Nightmare on Elm St 6 : Freddy's Dead

Horror Film
Description:
The supposed end of the wisecracking, teen-slashing Freddy Krueger character.

Andy Horan (soulless@cybercomm.net)
You're gonna tell me that all this time that Freddy Krueger had a daughter, and NO ONE knew about it?

Star Wars

Science Fiction Film
Description:
Classic Trilogy of films about Luke Skywalker and a band of rebels fighting against an evil galactic empire.

James Sharkey, jr (James_Sharkey_jr@mercer.com)
They've got lasers and stuff, but no e-mail.

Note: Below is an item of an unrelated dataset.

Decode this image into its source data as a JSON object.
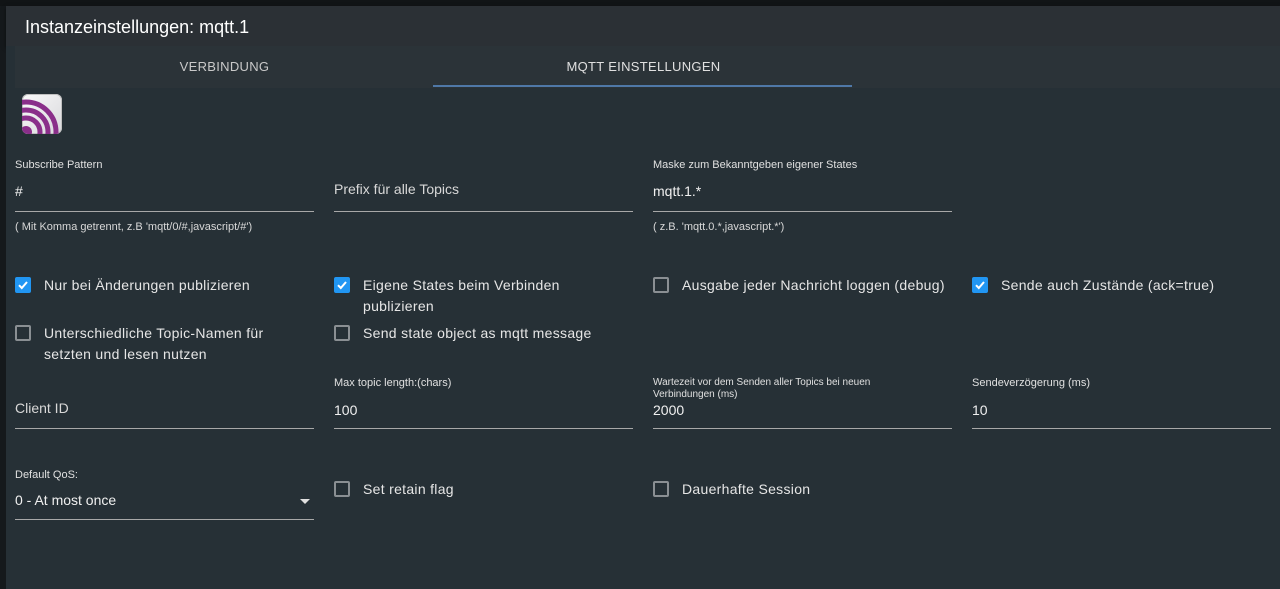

If they had e-mail, the whole story would never have happened, since R2-D2 wouldn't have had the only copy of the Death Star plans.

Highlander III, the Final Dimension

Science Fiction Film
Description:
Trilogy of films about immortals who battle each other for The Prize, given to the survivor.

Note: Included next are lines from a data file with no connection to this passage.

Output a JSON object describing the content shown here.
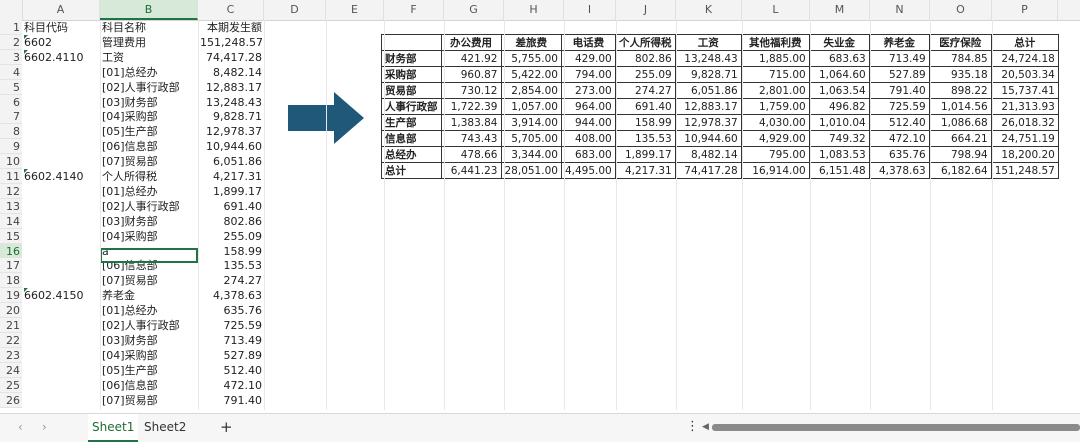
{
  "columns": [
    "A",
    "B",
    "C",
    "D",
    "E",
    "F",
    "G",
    "H",
    "I",
    "J",
    "K",
    "L",
    "M",
    "N",
    "O",
    "P"
  ],
  "rows": [
    {
      "n": "1",
      "a": "科目代码",
      "b": "科目名称",
      "c": "本期发生额"
    },
    {
      "n": "2",
      "a": "6602",
      "b": "管理费用",
      "c": "151,248.57"
    },
    {
      "n": "3",
      "a": "6602.4110",
      "b": "工资",
      "c": "74,417.28"
    },
    {
      "n": "4",
      "a": "",
      "b": "[01]总经办",
      "c": "8,482.14"
    },
    {
      "n": "5",
      "a": "",
      "b": "[02]人事行政部",
      "c": "12,883.17"
    },
    {
      "n": "6",
      "a": "",
      "b": "[03]财务部",
      "c": "13,248.43"
    },
    {
      "n": "7",
      "a": "",
      "b": "[04]采购部",
      "c": "9,828.71"
    },
    {
      "n": "8",
      "a": "",
      "b": "[05]生产部",
      "c": "12,978.37"
    },
    {
      "n": "9",
      "a": "",
      "b": "[06]信息部",
      "c": "10,944.60"
    },
    {
      "n": "10",
      "a": "",
      "b": "[07]贸易部",
      "c": "6,051.86"
    },
    {
      "n": "11",
      "a": "6602.4140",
      "b": "个人所得税",
      "c": "4,217.31"
    },
    {
      "n": "12",
      "a": "",
      "b": "[01]总经办",
      "c": "1,899.17"
    },
    {
      "n": "13",
      "a": "",
      "b": "[02]人事行政部",
      "c": "691.40"
    },
    {
      "n": "14",
      "a": "",
      "b": "[03]财务部",
      "c": "802.86"
    },
    {
      "n": "15",
      "a": "",
      "b": "[04]采购部",
      "c": "255.09"
    },
    {
      "n": "16",
      "a": "",
      "b": "a",
      "c": "158.99"
    },
    {
      "n": "17",
      "a": "",
      "b": "[06]信息部",
      "c": "135.53"
    },
    {
      "n": "18",
      "a": "",
      "b": "[07]贸易部",
      "c": "274.27"
    },
    {
      "n": "19",
      "a": "6602.4150",
      "b": "养老金",
      "c": "4,378.63"
    },
    {
      "n": "20",
      "a": "",
      "b": "[01]总经办",
      "c": "635.76"
    },
    {
      "n": "21",
      "a": "",
      "b": "[02]人事行政部",
      "c": "725.59"
    },
    {
      "n": "22",
      "a": "",
      "b": "[03]财务部",
      "c": "713.49"
    },
    {
      "n": "23",
      "a": "",
      "b": "[04]采购部",
      "c": "527.89"
    },
    {
      "n": "24",
      "a": "",
      "b": "[05]生产部",
      "c": "512.40"
    },
    {
      "n": "25",
      "a": "",
      "b": "[06]信息部",
      "c": "472.10"
    },
    {
      "n": "26",
      "a": "",
      "b": "[07]贸易部",
      "c": "791.40"
    }
  ],
  "pivot": {
    "headers": [
      "",
      "办公费用",
      "差旅费",
      "电话费",
      "个人所得税",
      "工资",
      "其他福利费",
      "失业金",
      "养老金",
      "医疗保险",
      "总计"
    ],
    "rows": [
      [
        "财务部",
        "421.92",
        "5,755.00",
        "429.00",
        "802.86",
        "13,248.43",
        "1,885.00",
        "683.63",
        "713.49",
        "784.85",
        "24,724.18"
      ],
      [
        "采购部",
        "960.87",
        "5,422.00",
        "794.00",
        "255.09",
        "9,828.71",
        "715.00",
        "1,064.60",
        "527.89",
        "935.18",
        "20,503.34"
      ],
      [
        "贸易部",
        "730.12",
        "2,854.00",
        "273.00",
        "274.27",
        "6,051.86",
        "2,801.00",
        "1,063.54",
        "791.40",
        "898.22",
        "15,737.41"
      ],
      [
        "人事行政部",
        "1,722.39",
        "1,057.00",
        "964.00",
        "691.40",
        "12,883.17",
        "1,759.00",
        "496.82",
        "725.59",
        "1,014.56",
        "21,313.93"
      ],
      [
        "生产部",
        "1,383.84",
        "3,914.00",
        "944.00",
        "158.99",
        "12,978.37",
        "4,030.00",
        "1,010.04",
        "512.40",
        "1,086.68",
        "26,018.32"
      ],
      [
        "信息部",
        "743.43",
        "5,705.00",
        "408.00",
        "135.53",
        "10,944.60",
        "4,929.00",
        "749.32",
        "472.10",
        "664.21",
        "24,751.19"
      ],
      [
        "总经办",
        "478.66",
        "3,344.00",
        "683.00",
        "1,899.17",
        "8,482.14",
        "795.00",
        "1,083.53",
        "635.76",
        "798.94",
        "18,200.20"
      ],
      [
        "总计",
        "6,441.23",
        "28,051.00",
        "4,495.00",
        "4,217.31",
        "74,417.28",
        "16,914.00",
        "6,151.48",
        "4,378.63",
        "6,182.64",
        "151,248.57"
      ]
    ]
  },
  "sheets": [
    "Sheet1",
    "Sheet2"
  ],
  "add_sheet": "+",
  "nav": {
    "prev": "‹",
    "next": "›"
  },
  "icons": {
    "arrow": "right-arrow-icon",
    "menu": "vertical-dots-icon"
  },
  "colors": {
    "accent": "#217346",
    "arrow": "#1f5878"
  }
}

Andy Horan (soulless@cybercomm.net)
This is supposed to be a sequel to the original. Now, in the original, it is quite obvious that McCleod gets the prize. Yet in this one, 3 other immortals are still alive (they were buried in a cave for centuries). So how did he get the prize in the original?

The Abyss

Science Fiction Film
Description:
A team of scientists discover a new benevolent, intelligent life form beneath the ocean.

Daryl Healy ()
Why James Cameron, who most recently sunk the Titanic, would choose to sink this other movie in it's own abyss, by leaving the plot on the cutting room floor, is a mystery. Not to mention, it was billed as "E.T. underwater" . . . Did we see the aliens for more than twenty minutes, out of a two hour movie? Fortunately, this was also corrected in the director's edition. Cameron added another full fifteen minutes of alien activity. Not bad, for a now three hour movie.